Seven years ago, Andersson and her brother Olof Dreijer were already moving and shaking. “Silent Shout,” a dark electronic classic of the 2000s, has become an unexpected cornerstone for rising electro-pop bands around the world. Its androgynous vocals and chiseled house synthesizers have influenced groups like Purity Ring, Crystal Castles and Chvrches and have been widely cited as the origin of niche genres like witch house and drag.

With “Shaking The Habitual,” whose title is a reference to cultural theorist Michel Foucault, there’s no reading between the lines. “Fracking Fluid Injection” is a 10-minute dissonance that evokes a future wasteland of environmental rape, while “A Cherry On Top” uses ancient, Eastern tuning and Dreijer Andersson’s trademark demon vocals to critique the stale hierarchies of global societies.

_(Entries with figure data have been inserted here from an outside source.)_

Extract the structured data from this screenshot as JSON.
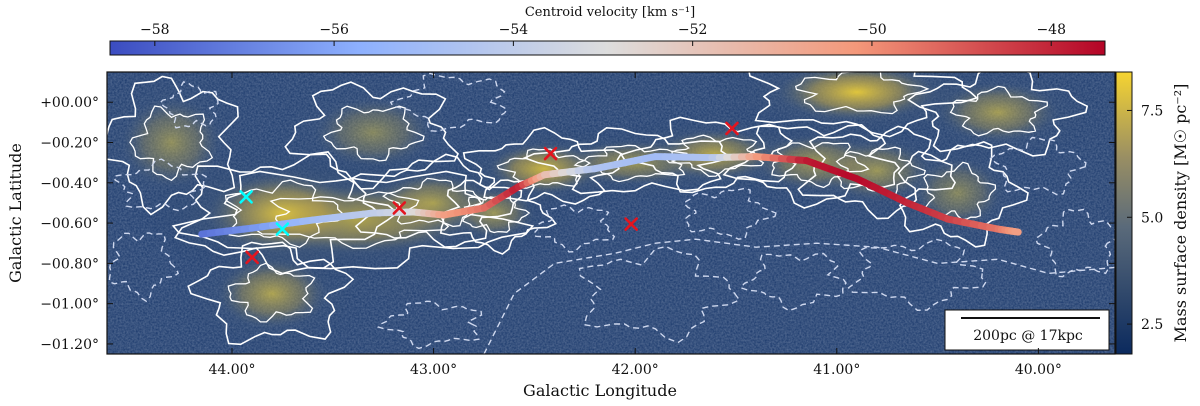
{
  "chart_data": {
    "type": "heatmap",
    "title": "",
    "xlabel": "Galactic Longitude",
    "ylabel": "Galactic Latitude",
    "xlim": [
      44.62,
      39.62
    ],
    "ylim": [
      -1.25,
      0.15
    ],
    "xticks": [
      44.0,
      43.0,
      42.0,
      41.0,
      40.0
    ],
    "xtick_labels": [
      "44.00°",
      "43.00°",
      "42.00°",
      "41.00°",
      "40.00°"
    ],
    "yticks": [
      0.0,
      -0.2,
      -0.4,
      -0.6,
      -0.8,
      -1.0,
      -1.2
    ],
    "ytick_labels": [
      "+00.00°",
      "−00.20°",
      "−00.40°",
      "−00.60°",
      "−00.80°",
      "−01.00°",
      "−01.20°"
    ],
    "grid": false,
    "colormap_background": {
      "label": "Mass surface density [M☉ pc⁻²]",
      "range": [
        1.8,
        8.4
      ],
      "ticks": [
        2.5,
        5.0,
        7.5
      ],
      "tick_labels": [
        "2.5",
        "5.0",
        "7.5"
      ],
      "low_color": "#0b2a5e",
      "mid_color": "#7c7c6e",
      "high_color": "#f6d431"
    },
    "colormap_velocity": {
      "label": "Centroid velocity [km s⁻¹]",
      "range": [
        -58.5,
        -47.4
      ],
      "ticks": [
        -58,
        -56,
        -54,
        -52,
        -50,
        -48
      ],
      "tick_labels": [
        "−58",
        "−56",
        "−54",
        "−52",
        "−50",
        "−48"
      ],
      "colors": [
        "#3b4cc0",
        "#8db0fe",
        "#dddddd",
        "#f4987a",
        "#b40426"
      ]
    },
    "filament_spine": {
      "name": "spine",
      "points": [
        {
          "l": 44.15,
          "b": -0.655,
          "v": -57.5
        },
        {
          "l": 43.9,
          "b": -0.625,
          "v": -56.5
        },
        {
          "l": 43.6,
          "b": -0.585,
          "v": -55.0
        },
        {
          "l": 43.3,
          "b": -0.55,
          "v": -54.0
        },
        {
          "l": 43.1,
          "b": -0.545,
          "v": -53.0
        },
        {
          "l": 42.95,
          "b": -0.56,
          "v": -50.5
        },
        {
          "l": 42.75,
          "b": -0.525,
          "v": -49.5
        },
        {
          "l": 42.58,
          "b": -0.42,
          "v": -47.8
        },
        {
          "l": 42.45,
          "b": -0.36,
          "v": -51.5
        },
        {
          "l": 42.2,
          "b": -0.33,
          "v": -54.5
        },
        {
          "l": 41.9,
          "b": -0.27,
          "v": -55.0
        },
        {
          "l": 41.62,
          "b": -0.275,
          "v": -54.5
        },
        {
          "l": 41.4,
          "b": -0.27,
          "v": -50.5
        },
        {
          "l": 41.15,
          "b": -0.29,
          "v": -47.8
        },
        {
          "l": 40.9,
          "b": -0.38,
          "v": -47.5
        },
        {
          "l": 40.65,
          "b": -0.5,
          "v": -48.0
        },
        {
          "l": 40.45,
          "b": -0.58,
          "v": -48.5
        },
        {
          "l": 40.2,
          "b": -0.63,
          "v": -49.5
        },
        {
          "l": 40.1,
          "b": -0.645,
          "v": -50.5
        }
      ]
    },
    "markers": [
      {
        "l": 43.93,
        "b": -0.47,
        "color": "#00ffff"
      },
      {
        "l": 43.75,
        "b": -0.63,
        "color": "#00ffff"
      },
      {
        "l": 43.9,
        "b": -0.77,
        "color": "#e3151f"
      },
      {
        "l": 43.17,
        "b": -0.525,
        "color": "#e3151f"
      },
      {
        "l": 42.42,
        "b": -0.255,
        "color": "#e3151f"
      },
      {
        "l": 42.02,
        "b": -0.605,
        "color": "#e3151f"
      },
      {
        "l": 41.52,
        "b": -0.13,
        "color": "#e3151f"
      }
    ],
    "scalebar_label": "200pc @ 17kpc"
  }
}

So this isn’t easy listening — tracks take their time to unravel, derail and decay, much like the way political and cultural systems that the duo is so frustrated with do. “Full Of Fire,” the album’s hair-scorching lead single, takes the irresistible rhythms of today’s popular EDM and subverts them, dragging the listener into a chaotic hell where provocative phrases like “the cock had it coming” and “let’s talk about gender baby/let’s talk about you and me” infiltrate the mind. Whereas old classics like “We Share Our Mothers’ Health” or “Neverland” were faintly anchored to societal struggle and hardship, “Full Of Fire” is an agitated call-to-action for marginalized gender and sexual identities.

The best moments of “Shaking the Habitual” rely on their unexplainable ability to summon visceral mental images and feelings. In a pair of headphones and surrounded by strangers, “Shaking The Habitual” becomes an active experimentation in social anxieties — anyone who doesn’t live in Sweden or isn’t up to date on the country’s political climate can at least feel the intensity that the Dreijer siblings injected into these songs.

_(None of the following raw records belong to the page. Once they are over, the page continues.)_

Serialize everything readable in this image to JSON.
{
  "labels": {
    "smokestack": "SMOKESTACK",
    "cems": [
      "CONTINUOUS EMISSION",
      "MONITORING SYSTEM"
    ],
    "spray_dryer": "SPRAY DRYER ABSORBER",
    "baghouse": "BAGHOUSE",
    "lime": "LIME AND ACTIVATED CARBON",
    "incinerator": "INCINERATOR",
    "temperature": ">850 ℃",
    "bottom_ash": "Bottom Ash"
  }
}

The Knife has arrived at a position of power in the music world in which creating a masterpiece like “Shaking The Habitual” is divisively liberating. On one hand, the massive album is a platform for the two to speak out against inequality and suffering through historical references and nods to critical theorists; on the other hand, it’s simply their finest sonic expression yet, in which acoustic and electronic blend together to form ravaging and beautiful landscapes that evoke torrents of emotion. While still too early to tell, the album’s innovations may prove to be hugely influential on experimental music in the future, just as “Silent Shout” was seven years ago. Until the answer is clear, The Knife’s ambitious and progressive outlook won’t rest until it’s heard and felt.